If you are passing long list this cost is higher, and if you’re performing it repeatedly you’re incurring that redundant conversion multiple times.
Example Code
The below example sees an identical list and numpy. array constructed of 1 million length.
numpy.random.choice() is then called to select a random element 100 times.
import timeit
# Common untimed setup
setup = f"""
N = 1000000
import numpy as np
ls = list(range(1000000))
ar = np.arange(N)
"""
# List version
ls_t = timeit.timeit('np.random.choice(ls)', number=100, setup=setup)
# NumPy array version
ar_t = timeit.timeit('np.random.choice(ar)', number=100, setup=setup)

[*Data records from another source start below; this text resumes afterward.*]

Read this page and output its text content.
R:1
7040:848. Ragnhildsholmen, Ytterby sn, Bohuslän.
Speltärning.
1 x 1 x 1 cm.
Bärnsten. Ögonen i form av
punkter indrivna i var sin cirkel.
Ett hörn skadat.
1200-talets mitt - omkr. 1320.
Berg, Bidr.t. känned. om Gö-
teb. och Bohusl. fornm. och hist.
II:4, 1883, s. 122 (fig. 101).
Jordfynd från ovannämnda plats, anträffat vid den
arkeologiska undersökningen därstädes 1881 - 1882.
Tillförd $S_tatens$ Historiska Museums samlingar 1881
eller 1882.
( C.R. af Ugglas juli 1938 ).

print("np.random.choice(list): %.4fms"%(ls_t))
print("np.random.choice(np.array): %.4fms"%(ar_t))
Passing a numpy.array was over 4000x faster!
np.random.choice(list): 4.3459ms
np.random.choice(np.array): 0.0010ms
So where possible, use a numpy.array, even if that means temporarily converting the list yourself before making repeated calls to NumPy functions.
The Technical Detail
When this issue was first identified, it was shown that numpy.random.choice() always calls np.array(..., copy=False) when passed a list (source link).
We can benchmark that too
import timeit
# Common untimed setup
setup = f"""
N = 1000000
import numpy as np
ls = list(range(1000000))
"""
# List time
ls_t = timeit.timeit('np.random.choice(ls)', number=100, setup=setup)
# List copy time
lc_t = timeit.timeit('np.array(ls, copy=False)', number=100, setup=setup)

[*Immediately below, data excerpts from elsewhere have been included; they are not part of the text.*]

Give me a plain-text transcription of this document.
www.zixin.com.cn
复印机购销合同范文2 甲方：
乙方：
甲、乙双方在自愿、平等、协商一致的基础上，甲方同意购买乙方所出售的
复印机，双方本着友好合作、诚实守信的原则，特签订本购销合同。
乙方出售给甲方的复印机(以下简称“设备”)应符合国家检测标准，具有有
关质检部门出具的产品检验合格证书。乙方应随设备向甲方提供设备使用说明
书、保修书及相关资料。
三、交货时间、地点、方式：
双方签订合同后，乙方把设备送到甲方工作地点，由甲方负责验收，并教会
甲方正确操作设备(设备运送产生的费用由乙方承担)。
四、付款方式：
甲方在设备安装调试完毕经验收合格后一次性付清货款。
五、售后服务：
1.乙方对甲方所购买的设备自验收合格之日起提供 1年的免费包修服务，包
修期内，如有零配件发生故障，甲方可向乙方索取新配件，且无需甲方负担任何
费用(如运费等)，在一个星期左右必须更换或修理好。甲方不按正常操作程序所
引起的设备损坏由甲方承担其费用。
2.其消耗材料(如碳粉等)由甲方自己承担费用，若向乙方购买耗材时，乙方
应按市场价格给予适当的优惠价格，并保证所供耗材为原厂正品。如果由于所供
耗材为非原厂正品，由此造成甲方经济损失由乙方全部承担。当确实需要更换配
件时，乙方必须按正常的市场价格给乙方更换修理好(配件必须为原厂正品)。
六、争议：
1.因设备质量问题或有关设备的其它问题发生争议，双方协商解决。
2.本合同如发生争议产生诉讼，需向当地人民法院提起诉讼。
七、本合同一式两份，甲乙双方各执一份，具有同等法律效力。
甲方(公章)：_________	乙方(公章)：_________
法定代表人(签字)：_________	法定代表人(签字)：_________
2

print("np.random.choice(list): %.2fms"%(ls_t))
print("np.array(list, copy=False): %.2fms"%(lc_t))
Which shows that 99% of the runtime is the copy.

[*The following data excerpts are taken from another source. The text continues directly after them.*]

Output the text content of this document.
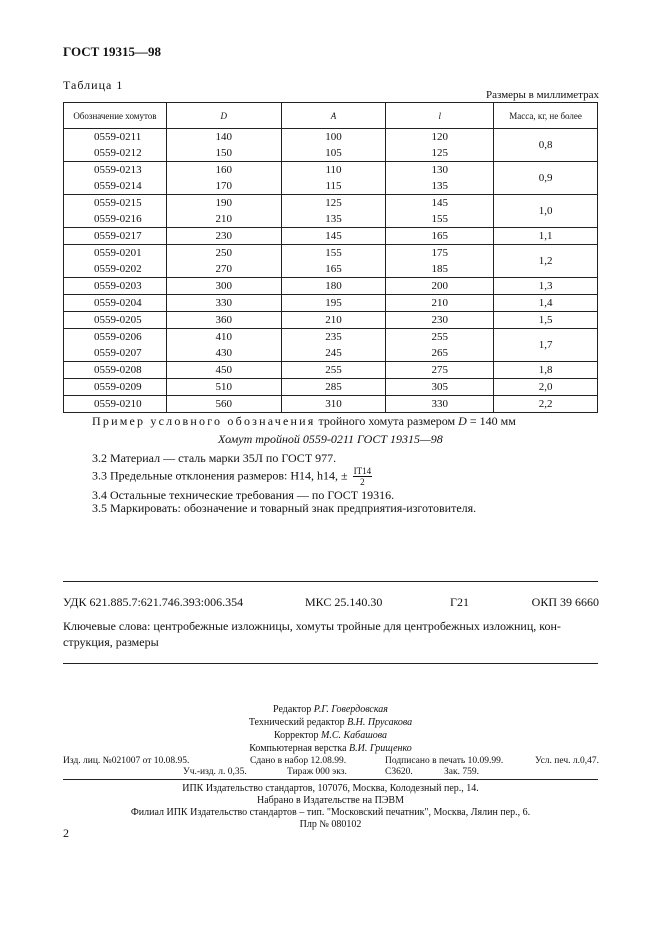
ГОСТ 19315—98
Таблица 1
Размеры в миллиметрах
Обозначение хомутов	D	A	l	Масса, кг, не более
0559-0211	140	100	120	0,8
0559-0212	150	105	125	
0559-0213	160	110	130	0,9
0559-0214	170	115	135	
0559-0215	190	125	145	1,0
0559-0216	210	135	155	
0559-0217	230	145	165	1,1
0559-0201	250	155	175	1,2
0559-0202	270	165	185	
0559-0203	300	180	200	1,3
0559-0204	330	195	210	1,4
0559-0205	360	210	230	1,5
0559-0206	410	235	255	1,7
0559-0207	430	245	265	
0559-0208	450	255	275	1,8
0559-0209	510	285	305	2,0
0559-0210	560	310	330	2,2
Пример условного обозначения тройного хомута размером D = 140 мм
Хомут тройной 0559-0211 ГОСТ 19315—98
3.2 Материал — сталь марки 35Л по ГОСТ 977.
3.3 Предельные отклонения размеров: H14, h14, ± $\frac{IT14}{2}$
3.4 Остальные технические требования — по ГОСТ 19316.
3.5 Маркировать: обозначение и товарный знак предприятия-изготовителя.
УДК 621.885.7:621.746.393:006.354	МКС 25.140.30	Г21	ОКП 39 6660

Ключевые слова: центробежные изложницы, хомуты тройные для центробежных изложниц, кон-

струкция, размеры

Редактор Р.Г. Говердовская
Технический редактор В.Н. Прусакова
Корректор М.С. Кабашова
Компьютерная верстка В.И. Грищенко
Изд. лиц. №021007 от 10.08.95.	Сдано в набор 12.08.99.	Подписано в печать 10.09.99.	Усл. печ. л.0,47.
Уч.-изд. л. 0,35.	Тираж 000 экз.	С3620.	Зак. 759.
ИПК Издательство стандартов, 107076, Москва, Колодезный пер., 14.
Набрано в Издательстве на ПЭВМ
Филиал ИПК Издательство стандартов – тип. "Московский печатник", Москва, Лялин пер., 6.
Плр № 080102
2
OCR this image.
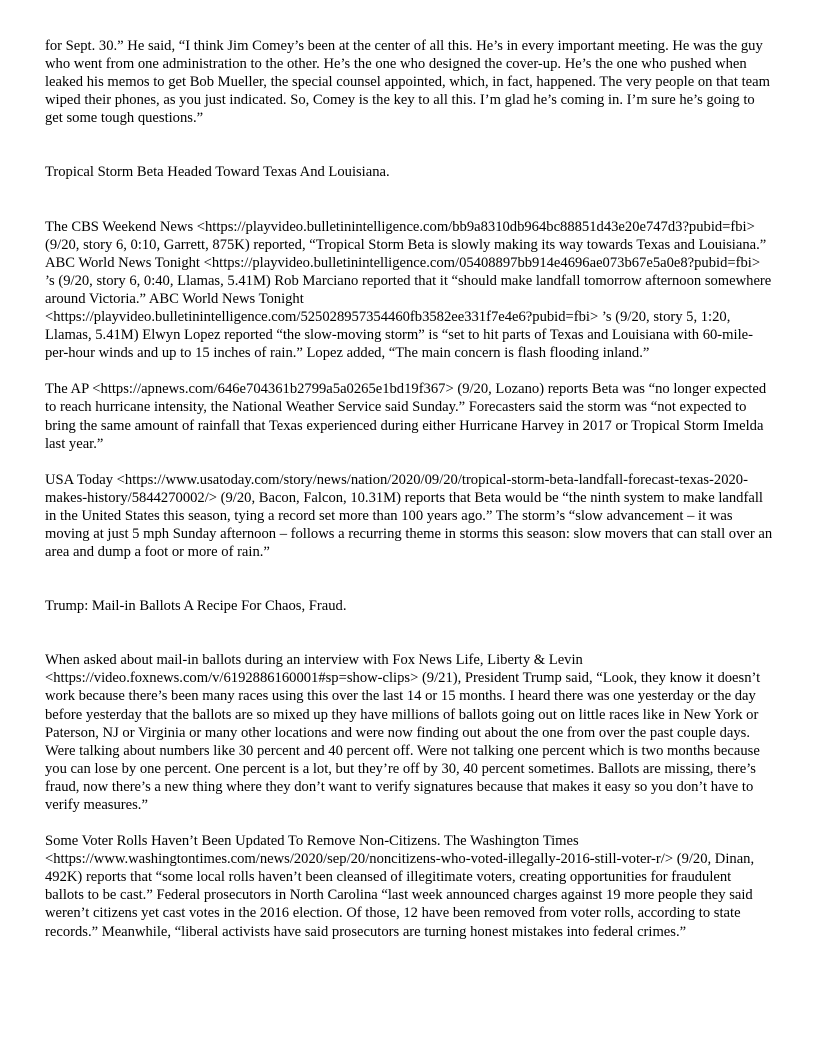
for Sept. 30.” He said, “I think Jim Comey’s been at the center of all this. He’s in every important meeting. He was the guy who went from one administration to the other. He’s the one who designed the cover-up. He’s the one who pushed when leaked his memos to get Bob Mueller, the special counsel appointed, which, in fact, happened. The very people on that team wiped their phones, as you just indicated. So, Comey is the key to all this. I’m glad he’s coming in. I’m sure he’s going to get some tough questions.”

Tropical Storm Beta Headed Toward Texas And Louisiana.

The CBS Weekend News <https://playvideo.bulletinintelligence.com/bb9a8310db964bc88851d43e20e747d3?pubid=fbi> (9/20, story 6, 0:10, Garrett, 875K) reported, “Tropical Storm Beta is slowly making its way towards Texas and Louisiana.” ABC World News Tonight <https://playvideo.bulletinintelligence.com/05408897bb914e4696ae073b67e5a0e8?pubid=fbi> ’s (9/20, story 6, 0:40, Llamas, 5.41M) Rob Marciano reported that it “should make landfall tomorrow afternoon somewhere around Victoria.” ABC World News Tonight <https://playvideo.bulletinintelligence.com/525028957354460fb3582ee331f7e4e6?pubid=fbi> ’s (9/20, story 5, 1:20, Llamas, 5.41M) Elwyn Lopez reported “the slow-moving storm” is “set to hit parts of Texas and Louisiana with 60-mile-per-hour winds and up to 15 inches of rain.” Lopez added, “The main concern is flash flooding inland.”

The AP <https://apnews.com/646e704361b2799a5a0265e1bd19f367> (9/20, Lozano) reports Beta was “no longer expected to reach hurricane intensity, the National Weather Service said Sunday.” Forecasters said the storm was “not expected to bring the same amount of rainfall that Texas experienced during either Hurricane Harvey in 2017 or Tropical Storm Imelda last year.”

USA Today <https://www.usatoday.com/story/news/nation/2020/09/20/tropical-storm-beta-landfall-forecast-texas-2020-makes-history/5844270002/> (9/20, Bacon, Falcon, 10.31M) reports that Beta would be “the ninth system to make landfall in the United States this season, tying a record set more than 100 years ago.” The storm’s “slow advancement – it was moving at just 5 mph Sunday afternoon – follows a recurring theme in storms this season: slow movers that can stall over an area and dump a foot or more of rain.”

Trump: Mail-in Ballots A Recipe For Chaos, Fraud.

When asked about mail-in ballots during an interview with Fox News Life, Liberty & Levin <https://video.foxnews.com/v/6192886160001#sp=show-clips> (9/21), President Trump said, “Look, they know it doesn’t work because there’s been many races using this over the last 14 or 15 months. I heard there was one yesterday or the day before yesterday that the ballots are so mixed up they have millions of ballots going out on little races like in New York or Paterson, NJ or Virginia or many other locations and were now finding out about the one from over the past couple days. Were talking about numbers like 30 percent and 40 percent off. Were not talking one percent which is two months because you can lose by one percent. One percent is a lot, but they’re off by 30, 40 percent sometimes. Ballots are missing, there’s fraud, now there’s a new thing where they don’t want to verify signatures because that makes it easy so you don’t have to verify measures.”

Some Voter Rolls Haven’t Been Updated To Remove Non-Citizens. The Washington Times <https://www.washingtontimes.com/news/2020/sep/20/noncitizens-who-voted-illegally-2016-still-voter-r/> (9/20, Dinan, 492K) reports that “some local rolls haven’t been cleansed of illegitimate voters, creating opportunities for fraudulent ballots to be cast.” Federal prosecutors in North Carolina “last week announced charges against 19 more people they said weren’t citizens yet cast votes in the 2016 election. Of those, 12 have been removed from voter rolls, according to state records.” Meanwhile, “liberal activists have said prosecutors are turning honest mistakes into federal crimes.”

np.random.choice(list): 4.37ms
np.array(list, copy=False): 4.32ms
NumPy developers confirmed in the bug report that this performance issue is more widespread, and not something they intend to resolve.
For the example used in this guide, generating a random integer to select the element (e.g. numpy.random.randint(len(ls))) would be even faster yet. This is regardless of whether a list or numpy.array is used, as it avoids some additional branching due to the complex configuration numpy.random.choice() permits.